Love & Friendship (Filmkritik)

Die Witwe Lady Susan Vernon (Kate Beckinsale) zieht sich gezwungenermaßen auf das Anwesen ihres Schwagers zurück, als in der gehobenen Gesellschaft Gerüchte über angebliche Affären von ihr zu zirkulieren beginnen. Dort fasst sie den Entschluss, auf die Suche nach einem neuen Ehemann für sich zu gehen. Eine große Hilfe bei diesem komplizierten Unterfangen ist ihre Freundin Alicia (Chloë Sevigny). Die Lösung all ihrer Probleme sieht Susan in dem geschwätzigen Sir James Martin (Tom Bennett), den sie zum Gemahl ihrer Tochter machen möchte…

Love & Friendship

Dieser Film basiert auf einer Novelle der Autorin Jane Austen namens „Lady Susan“. Ganz im Gegensatz zu ihren Werken „Stolz & Vorurteil“ und „Sinn & Sinnlichkeit“, zeigte Austen hier einen gänzlich anderen Blickwinkel in Sachen Liebe. Ihr Frühwerk „Lady Susan“, das die Autorin um das Jahr 1794 verfasste, wurde erst 1871 posthum veröffentlicht.
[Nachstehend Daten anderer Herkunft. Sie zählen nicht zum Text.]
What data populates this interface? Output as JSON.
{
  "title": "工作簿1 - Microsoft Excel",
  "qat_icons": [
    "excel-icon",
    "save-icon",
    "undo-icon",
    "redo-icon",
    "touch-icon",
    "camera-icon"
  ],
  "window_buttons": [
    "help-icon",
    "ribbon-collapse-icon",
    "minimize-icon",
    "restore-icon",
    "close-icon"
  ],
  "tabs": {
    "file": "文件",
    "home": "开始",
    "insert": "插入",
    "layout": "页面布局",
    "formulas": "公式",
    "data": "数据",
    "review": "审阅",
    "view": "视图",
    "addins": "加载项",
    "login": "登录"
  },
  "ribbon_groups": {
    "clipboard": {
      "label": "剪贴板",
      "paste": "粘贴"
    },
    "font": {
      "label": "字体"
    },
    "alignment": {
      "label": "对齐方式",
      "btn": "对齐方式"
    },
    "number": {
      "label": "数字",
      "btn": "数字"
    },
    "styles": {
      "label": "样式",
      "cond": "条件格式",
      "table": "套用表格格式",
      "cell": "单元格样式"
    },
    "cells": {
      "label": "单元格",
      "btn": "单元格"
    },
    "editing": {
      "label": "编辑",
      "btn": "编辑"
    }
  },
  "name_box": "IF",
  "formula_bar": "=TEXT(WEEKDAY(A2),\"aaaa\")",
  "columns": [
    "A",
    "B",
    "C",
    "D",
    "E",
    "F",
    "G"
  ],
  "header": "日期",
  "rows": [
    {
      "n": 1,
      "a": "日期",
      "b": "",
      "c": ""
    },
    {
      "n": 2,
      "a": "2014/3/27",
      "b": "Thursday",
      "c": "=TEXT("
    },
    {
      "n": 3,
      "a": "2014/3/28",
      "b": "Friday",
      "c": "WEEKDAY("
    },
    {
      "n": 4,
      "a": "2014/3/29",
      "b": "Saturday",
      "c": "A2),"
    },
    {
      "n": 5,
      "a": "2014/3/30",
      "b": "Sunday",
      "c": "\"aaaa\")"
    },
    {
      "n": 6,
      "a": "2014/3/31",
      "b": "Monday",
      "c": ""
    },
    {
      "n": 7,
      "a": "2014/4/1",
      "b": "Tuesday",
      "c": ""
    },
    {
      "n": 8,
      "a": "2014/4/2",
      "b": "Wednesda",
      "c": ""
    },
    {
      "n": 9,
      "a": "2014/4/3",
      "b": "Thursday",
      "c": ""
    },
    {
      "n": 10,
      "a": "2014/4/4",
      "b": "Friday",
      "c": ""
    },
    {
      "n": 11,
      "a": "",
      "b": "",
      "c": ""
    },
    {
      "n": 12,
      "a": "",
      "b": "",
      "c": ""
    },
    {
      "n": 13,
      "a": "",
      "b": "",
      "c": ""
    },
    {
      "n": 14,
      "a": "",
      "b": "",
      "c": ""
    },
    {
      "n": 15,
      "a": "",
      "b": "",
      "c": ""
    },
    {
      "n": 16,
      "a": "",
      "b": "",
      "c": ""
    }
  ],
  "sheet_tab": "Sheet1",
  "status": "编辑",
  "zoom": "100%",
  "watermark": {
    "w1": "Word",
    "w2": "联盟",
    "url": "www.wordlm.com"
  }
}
„Love & Friendship“, von Regisseur Whit Stillman (Damsels in Distress), wirkt im Vergleich fast schon zynisch und verabschiedet sich von dem Verklärten und Romantischen und macht Platz für Zynismus und Berechnung. Der Titel wirkt in der Retrospektive schon schwer zynisch, denn Liebe und echte Freundschaft spielen eindeutig eine Nebenrolle in diesem Film. Sie machen Platz für Intrigen, Affären und schon ans unsympathische grenzende Charaktere.

„Love & Friendship“ zeigt auch einen Aspekt, den man so nur selten zu hören bekommt. Nämlich, dass Geld die Welt regiert und man als Frau von Stand davon abhängig war, einen möglichst reichen Ehemann zu finden. Dass man danach (diskrete) Affären hat, weil man oft viel ältere Männer abbekommen hat, ist normal.

Einige wichtige Personen wurden mit Untertiteln vorgestellt. So bekam man ihre Namen und einige wichtige Hintergrundinfos gleich vorab zu lesen, was gar nicht schlecht war, denn der Film hat durch seine eher kurze Laufzeit ein ziemliches Tempo drauf und ich hatte stellenweise Probleme der Handlung komplett zu folgen. Optisch macht der Film dank wunderschöner Kostüme und exquisiten Produktionsdesign einiges her.

Kate Beckinsale spielt die kürzlich verwitwete Lady Susan, die durch ihre Intrigen zwar interessant ist, aber mir nicht wirklich sympathisch war. Sie bezeichnet ihre eigene 16 Jahre alte Tochter als dumm und will sie an den höchst-bietenden Mann verschachern, um sich selbst finanzielle Stabilität durch das Opfer ihrer Tochter zu sichern.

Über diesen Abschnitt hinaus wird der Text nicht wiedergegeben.